Fig. 105.—Lamp for local fumigation.
The patient, in four or five minutes, usually breaks into a violent perspiration, his pulse quickens much, sometimes even syncope occurs; hence, he should not be left alone until the bath is over. This, if the flame is strong and the quantity of calomel not very great—one or two scruples being a common dose—occupies a quarter of an hour. When the bath is over the patient should at once get into bed, and lie there a few hours; then he may rise and be well sponged with tepid water. Moderate but tolerably speedy mercurialisation of the system is thus induced.
Local Fumigation is employed when the disease is confined to a few obstinate patches of eruption. For this purpose an earthenware alembic (fig. 105) is fitted to the lamp used for general fumigation; the calomel is thrown into the bottom of the alembic. The flame plays over the outside, and heating it, sublimes the calomel; which reaches the mouth of the alembic and condenses on any part to which it is applied.
The throat may be fumigated by inhaling the vapour as it escapes from this alembic, or by sucking air through the spout of an earthenware teapot in which the calomel has been placed, and heated by a spirit lamp underneath.
The Hot Air-Bath is easily obtained by undressing the patient, putting him to bed on a mattress, and fastening across the bed two or three lengths of cane or stout wire, over which a blanket is next thrown. The patient’s body is thus enclosed in a small chamber, the air of which is then heated by putting inside, on an earthenware plate, a spirit lamp, surrounded by a kitchen lemon-grater to protect the bed clothes from its flame. Sheets should be dispensed with while the lamp is alight, lest they catch fire. The temperature of the air should be watched, lest it grow hot enough to scorch, but it must be kept up till the patient breaks into a sharp perspiration, when the lamp may be removed and the patient allowed to cool slowly down.

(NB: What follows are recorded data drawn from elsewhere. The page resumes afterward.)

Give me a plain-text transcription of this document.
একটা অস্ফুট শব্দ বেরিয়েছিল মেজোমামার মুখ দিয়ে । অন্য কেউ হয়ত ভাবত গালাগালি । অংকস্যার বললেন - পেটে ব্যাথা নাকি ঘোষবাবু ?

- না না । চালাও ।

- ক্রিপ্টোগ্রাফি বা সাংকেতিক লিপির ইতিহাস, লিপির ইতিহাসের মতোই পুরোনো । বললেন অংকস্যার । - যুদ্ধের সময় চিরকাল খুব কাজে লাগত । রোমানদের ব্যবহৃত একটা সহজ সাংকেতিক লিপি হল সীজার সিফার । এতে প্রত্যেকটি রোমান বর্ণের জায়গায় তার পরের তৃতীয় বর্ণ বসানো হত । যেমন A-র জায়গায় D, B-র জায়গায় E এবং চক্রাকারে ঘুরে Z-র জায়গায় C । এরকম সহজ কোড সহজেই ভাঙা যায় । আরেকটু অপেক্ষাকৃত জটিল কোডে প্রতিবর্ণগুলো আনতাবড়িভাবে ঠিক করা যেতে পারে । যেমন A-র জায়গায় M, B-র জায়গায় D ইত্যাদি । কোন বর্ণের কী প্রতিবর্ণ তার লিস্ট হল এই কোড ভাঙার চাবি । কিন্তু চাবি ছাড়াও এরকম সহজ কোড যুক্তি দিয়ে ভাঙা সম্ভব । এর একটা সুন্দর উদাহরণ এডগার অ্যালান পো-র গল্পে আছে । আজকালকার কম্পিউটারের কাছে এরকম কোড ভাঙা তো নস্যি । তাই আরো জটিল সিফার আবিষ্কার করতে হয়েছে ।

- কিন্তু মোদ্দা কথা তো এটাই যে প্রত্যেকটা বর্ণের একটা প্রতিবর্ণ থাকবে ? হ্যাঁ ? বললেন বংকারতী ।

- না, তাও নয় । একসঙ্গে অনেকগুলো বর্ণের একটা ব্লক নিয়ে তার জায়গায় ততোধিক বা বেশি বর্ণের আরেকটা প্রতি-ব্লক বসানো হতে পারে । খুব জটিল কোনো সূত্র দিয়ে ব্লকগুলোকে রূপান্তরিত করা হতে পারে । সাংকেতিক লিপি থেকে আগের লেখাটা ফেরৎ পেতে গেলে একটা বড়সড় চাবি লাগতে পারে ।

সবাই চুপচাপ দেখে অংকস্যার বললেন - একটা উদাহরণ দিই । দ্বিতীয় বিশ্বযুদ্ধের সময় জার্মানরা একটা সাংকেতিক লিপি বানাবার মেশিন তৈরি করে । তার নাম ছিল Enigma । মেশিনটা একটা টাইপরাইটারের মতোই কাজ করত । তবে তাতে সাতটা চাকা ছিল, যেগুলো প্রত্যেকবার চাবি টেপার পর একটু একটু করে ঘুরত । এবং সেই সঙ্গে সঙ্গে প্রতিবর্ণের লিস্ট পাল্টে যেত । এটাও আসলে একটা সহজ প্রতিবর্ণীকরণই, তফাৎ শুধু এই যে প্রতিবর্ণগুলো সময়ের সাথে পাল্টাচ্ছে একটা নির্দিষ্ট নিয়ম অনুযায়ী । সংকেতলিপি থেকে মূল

The action of the bath is greatly accelerated by sponging the patient all over as he lies in bed with tepid water, when the air grows warm.
Lamps protected with wire gauze, and furnished with a cradle to keep the bed clothes up, are sold at the instrument-makers, but the above arrangement answers just as well as more elaborate apparatus.
The Vapour Bath.—The patient is put to bed as in the hot-air bath, and a few feet of vulcanised india-rubber tubing, fastened to the spout of a tea-kettle on the fire, bring a supply of vapour into the bed.
The vapour bath may precede the hot-air bath, and will quicken the action of the latter very greatly.